Multidisziplinäre Grundlagenerhebungen unter Leitung des
Fachbereiches Naturschutz/Naturraum bilden die Basis für die
Erarbeitung des Almbewirtschaftungsplanes. Weiterführend
werden auch für die anderen Almen im Nationalpark in den kommenden Jahren
Managementpläne erstellt.
Im Wesentlichen geht es um eine möglichst vollständige
Erfassung des Natur- und Kulturraumes "Alm". Neben relevanten
Daten zur Almqualität und der Erhebung von Lebensräumen,
Pflanzen und Tieren, werden auch Dauerbeobachtungsflächen
eingerichtet, um die Auswirkungen der gesetzten Maßnahmen
werten und dokumentieren zu können.
Die Erhebungen werden je nach Fachgebiet
flächendeckend (Brutvogel- und Quellkartierung) oder in
repräsentativen Teillebensräumen (Vegetation,
Boden, Kleinsäuger, Wirbellose Tiere) durchgeführt. Ein
besonders wichtiger Aspekt ist die Einbettung des Projektes in das
sozioökonomische Umfeld. Die Untersuchung der
Nutzungsgeschichte und aktueller, Situation soll die historische,
kulturelle und wirtschaftliche Bedeutung der Almen
herausstreichen.
Die Ergebnisse aller Untersuchungen werden zu
einem Gesamtbild zusammengeführt, das den Ist-Zustand
dokumentieren, aber auch zukünftige Szenarien aufzeigen soll.

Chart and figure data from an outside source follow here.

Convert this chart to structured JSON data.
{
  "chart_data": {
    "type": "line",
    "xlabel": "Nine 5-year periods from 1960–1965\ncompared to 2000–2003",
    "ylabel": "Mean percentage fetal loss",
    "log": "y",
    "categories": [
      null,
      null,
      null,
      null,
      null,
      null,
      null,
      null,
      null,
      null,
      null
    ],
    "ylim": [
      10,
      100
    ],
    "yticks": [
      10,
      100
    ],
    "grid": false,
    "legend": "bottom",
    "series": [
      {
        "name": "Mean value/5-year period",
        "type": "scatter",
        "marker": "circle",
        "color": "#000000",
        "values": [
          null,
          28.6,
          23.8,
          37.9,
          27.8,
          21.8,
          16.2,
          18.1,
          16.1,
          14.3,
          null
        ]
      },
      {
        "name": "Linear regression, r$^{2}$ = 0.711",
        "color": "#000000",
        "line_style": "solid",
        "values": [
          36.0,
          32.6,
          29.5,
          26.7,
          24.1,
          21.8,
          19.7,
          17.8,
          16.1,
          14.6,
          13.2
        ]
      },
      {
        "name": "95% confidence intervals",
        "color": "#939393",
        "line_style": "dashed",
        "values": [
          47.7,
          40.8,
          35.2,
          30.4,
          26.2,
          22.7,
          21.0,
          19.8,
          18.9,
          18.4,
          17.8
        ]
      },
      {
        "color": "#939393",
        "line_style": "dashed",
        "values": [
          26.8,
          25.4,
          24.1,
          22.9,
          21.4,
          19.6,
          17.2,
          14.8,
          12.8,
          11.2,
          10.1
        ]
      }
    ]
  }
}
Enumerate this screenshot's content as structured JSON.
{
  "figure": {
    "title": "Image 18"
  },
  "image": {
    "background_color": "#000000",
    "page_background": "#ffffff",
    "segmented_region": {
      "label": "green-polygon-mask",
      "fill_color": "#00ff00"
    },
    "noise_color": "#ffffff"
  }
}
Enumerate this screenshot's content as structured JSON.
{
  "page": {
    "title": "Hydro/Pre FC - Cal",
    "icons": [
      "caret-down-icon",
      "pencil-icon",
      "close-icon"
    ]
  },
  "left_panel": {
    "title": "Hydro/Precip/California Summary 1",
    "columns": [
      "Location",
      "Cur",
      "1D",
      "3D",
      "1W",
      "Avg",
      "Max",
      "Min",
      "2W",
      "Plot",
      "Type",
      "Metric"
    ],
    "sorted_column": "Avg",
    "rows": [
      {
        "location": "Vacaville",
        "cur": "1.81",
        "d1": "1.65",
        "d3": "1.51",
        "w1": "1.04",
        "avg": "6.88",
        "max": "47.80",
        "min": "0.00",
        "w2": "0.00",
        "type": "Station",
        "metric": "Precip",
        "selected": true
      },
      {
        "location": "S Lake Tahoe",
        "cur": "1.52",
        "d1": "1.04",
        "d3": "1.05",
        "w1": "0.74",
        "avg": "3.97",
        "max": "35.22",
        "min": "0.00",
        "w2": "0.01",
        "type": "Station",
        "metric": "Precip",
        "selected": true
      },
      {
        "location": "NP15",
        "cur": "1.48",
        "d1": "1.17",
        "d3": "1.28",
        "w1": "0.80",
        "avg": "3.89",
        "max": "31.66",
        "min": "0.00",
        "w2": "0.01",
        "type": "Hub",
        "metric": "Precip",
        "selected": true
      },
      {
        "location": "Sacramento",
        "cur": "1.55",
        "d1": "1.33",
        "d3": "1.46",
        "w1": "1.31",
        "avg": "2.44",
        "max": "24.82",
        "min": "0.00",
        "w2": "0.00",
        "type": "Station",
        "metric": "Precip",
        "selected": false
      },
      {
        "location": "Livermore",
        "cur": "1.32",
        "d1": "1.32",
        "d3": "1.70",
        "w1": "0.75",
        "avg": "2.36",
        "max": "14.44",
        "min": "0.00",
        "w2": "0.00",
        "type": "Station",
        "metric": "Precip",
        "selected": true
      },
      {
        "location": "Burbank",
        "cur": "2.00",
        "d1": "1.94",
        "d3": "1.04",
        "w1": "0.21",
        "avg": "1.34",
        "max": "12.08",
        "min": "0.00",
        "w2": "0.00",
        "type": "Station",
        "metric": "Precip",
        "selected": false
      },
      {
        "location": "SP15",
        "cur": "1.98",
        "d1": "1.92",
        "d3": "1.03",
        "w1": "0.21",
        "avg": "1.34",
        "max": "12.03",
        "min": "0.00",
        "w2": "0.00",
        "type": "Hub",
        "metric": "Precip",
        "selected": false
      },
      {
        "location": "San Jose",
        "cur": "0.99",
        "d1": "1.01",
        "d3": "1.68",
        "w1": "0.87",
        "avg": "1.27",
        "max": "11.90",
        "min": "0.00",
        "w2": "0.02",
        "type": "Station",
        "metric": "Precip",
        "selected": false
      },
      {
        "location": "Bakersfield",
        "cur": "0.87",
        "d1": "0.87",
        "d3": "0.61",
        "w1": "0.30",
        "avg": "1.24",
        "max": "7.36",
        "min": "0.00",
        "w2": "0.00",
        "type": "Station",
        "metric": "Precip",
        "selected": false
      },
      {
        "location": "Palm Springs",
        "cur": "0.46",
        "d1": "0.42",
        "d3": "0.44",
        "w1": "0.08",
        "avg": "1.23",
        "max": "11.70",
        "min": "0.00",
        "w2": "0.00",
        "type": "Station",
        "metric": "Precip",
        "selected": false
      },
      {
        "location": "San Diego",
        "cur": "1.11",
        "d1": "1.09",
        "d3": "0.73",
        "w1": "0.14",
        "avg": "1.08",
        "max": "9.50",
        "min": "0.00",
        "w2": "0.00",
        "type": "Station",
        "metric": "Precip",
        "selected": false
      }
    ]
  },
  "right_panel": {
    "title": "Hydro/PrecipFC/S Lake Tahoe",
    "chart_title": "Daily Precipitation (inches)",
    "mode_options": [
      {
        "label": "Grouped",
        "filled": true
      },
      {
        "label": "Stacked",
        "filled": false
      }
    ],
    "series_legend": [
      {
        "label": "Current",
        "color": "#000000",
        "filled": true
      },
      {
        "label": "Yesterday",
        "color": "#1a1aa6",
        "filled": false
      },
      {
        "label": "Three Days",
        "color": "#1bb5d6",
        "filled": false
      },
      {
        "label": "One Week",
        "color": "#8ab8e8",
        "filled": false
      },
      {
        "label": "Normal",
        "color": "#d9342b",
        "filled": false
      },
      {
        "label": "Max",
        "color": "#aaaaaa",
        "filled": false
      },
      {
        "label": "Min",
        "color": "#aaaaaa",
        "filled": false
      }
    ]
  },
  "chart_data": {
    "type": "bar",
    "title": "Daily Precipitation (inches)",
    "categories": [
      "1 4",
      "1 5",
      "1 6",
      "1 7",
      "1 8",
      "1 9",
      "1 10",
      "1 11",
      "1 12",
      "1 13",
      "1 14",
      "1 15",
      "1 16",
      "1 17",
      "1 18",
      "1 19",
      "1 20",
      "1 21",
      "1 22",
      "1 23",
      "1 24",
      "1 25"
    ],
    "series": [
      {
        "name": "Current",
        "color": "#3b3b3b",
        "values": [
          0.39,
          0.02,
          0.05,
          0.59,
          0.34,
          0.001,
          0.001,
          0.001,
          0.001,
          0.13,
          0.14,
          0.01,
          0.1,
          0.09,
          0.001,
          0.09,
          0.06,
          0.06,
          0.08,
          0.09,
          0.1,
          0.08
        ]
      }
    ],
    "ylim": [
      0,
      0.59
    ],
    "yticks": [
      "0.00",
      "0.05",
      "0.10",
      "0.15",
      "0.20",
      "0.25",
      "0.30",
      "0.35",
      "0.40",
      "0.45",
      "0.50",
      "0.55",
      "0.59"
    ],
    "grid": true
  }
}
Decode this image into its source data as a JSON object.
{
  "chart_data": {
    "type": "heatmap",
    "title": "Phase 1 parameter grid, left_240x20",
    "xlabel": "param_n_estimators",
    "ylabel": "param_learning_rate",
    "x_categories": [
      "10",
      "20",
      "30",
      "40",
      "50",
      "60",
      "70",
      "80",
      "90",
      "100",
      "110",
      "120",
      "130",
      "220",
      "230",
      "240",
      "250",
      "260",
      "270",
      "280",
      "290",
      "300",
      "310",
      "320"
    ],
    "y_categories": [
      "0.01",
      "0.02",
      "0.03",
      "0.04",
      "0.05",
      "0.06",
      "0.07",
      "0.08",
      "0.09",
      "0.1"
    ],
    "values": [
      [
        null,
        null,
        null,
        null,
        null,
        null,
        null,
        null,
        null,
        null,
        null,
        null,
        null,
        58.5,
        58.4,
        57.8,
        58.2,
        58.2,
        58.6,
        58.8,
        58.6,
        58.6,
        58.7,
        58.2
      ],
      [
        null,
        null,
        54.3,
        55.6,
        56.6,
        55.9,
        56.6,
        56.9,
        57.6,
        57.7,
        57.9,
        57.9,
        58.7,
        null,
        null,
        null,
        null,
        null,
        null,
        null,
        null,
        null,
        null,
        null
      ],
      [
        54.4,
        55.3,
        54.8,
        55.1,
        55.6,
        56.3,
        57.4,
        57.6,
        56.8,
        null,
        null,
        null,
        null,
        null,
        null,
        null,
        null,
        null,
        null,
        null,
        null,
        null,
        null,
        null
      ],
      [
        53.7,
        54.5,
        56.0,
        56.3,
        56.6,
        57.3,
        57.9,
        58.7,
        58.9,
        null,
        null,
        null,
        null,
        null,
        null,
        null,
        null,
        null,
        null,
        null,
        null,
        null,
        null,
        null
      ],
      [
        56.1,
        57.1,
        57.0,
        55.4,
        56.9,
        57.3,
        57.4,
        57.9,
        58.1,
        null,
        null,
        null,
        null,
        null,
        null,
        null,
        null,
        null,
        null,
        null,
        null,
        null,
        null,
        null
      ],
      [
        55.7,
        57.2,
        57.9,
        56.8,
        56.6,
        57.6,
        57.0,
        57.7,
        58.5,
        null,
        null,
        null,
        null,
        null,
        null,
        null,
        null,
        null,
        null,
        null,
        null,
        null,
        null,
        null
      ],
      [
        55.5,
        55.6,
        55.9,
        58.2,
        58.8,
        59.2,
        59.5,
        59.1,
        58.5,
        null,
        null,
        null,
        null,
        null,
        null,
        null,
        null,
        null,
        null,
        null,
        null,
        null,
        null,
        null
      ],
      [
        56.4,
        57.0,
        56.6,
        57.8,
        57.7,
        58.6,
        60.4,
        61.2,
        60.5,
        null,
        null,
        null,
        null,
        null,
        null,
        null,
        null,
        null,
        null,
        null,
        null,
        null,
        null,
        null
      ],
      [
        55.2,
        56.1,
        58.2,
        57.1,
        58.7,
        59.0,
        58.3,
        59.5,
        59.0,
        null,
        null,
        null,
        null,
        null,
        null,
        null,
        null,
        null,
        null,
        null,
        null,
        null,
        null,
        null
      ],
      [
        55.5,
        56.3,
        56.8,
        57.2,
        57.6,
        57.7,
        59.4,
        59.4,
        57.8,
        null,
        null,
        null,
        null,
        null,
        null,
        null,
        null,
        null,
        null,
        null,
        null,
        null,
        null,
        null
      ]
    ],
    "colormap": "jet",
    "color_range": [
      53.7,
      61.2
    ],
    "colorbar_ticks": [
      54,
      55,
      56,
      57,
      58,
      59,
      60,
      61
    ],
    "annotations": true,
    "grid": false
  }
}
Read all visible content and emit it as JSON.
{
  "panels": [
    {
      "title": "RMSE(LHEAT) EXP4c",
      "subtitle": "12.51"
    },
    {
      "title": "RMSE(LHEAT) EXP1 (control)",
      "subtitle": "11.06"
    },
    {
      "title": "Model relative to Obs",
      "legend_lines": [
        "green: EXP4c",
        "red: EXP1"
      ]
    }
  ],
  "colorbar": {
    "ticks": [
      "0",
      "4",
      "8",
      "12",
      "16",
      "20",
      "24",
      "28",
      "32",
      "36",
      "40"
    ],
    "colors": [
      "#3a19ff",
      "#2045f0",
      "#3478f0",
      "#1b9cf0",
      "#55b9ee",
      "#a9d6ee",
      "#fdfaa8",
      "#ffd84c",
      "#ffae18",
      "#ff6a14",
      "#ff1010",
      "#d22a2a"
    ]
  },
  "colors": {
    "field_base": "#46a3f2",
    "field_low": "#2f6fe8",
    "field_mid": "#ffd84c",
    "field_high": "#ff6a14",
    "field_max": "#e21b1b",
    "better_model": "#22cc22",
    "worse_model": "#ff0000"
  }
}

Mit Hilfe eines Bewertungsmodells wird eine Analyse von
Energieangebot und -bedarf des Weideviehs durchgeführt.
Sie dient neben den Ergebnissen der zoologischen und
vegetationskundlichen Kartierungen als Grundlage für die
vorgeschlagenen Maßnahmen. Ziel ist es, ein
Maßnahmenprogramm zur Verbesserung der Weidequalität
Schonung von sensiblen und ökologisch wertvollen Flächen,
z.B. durch Auszäunen von Feuchtflächen, zu erarbeiten und
diese den Almberechtigten vorzuschlagen. Die Priorität wird
vor Ort gemeinsam mit den Weideberechtigten durchgeführt.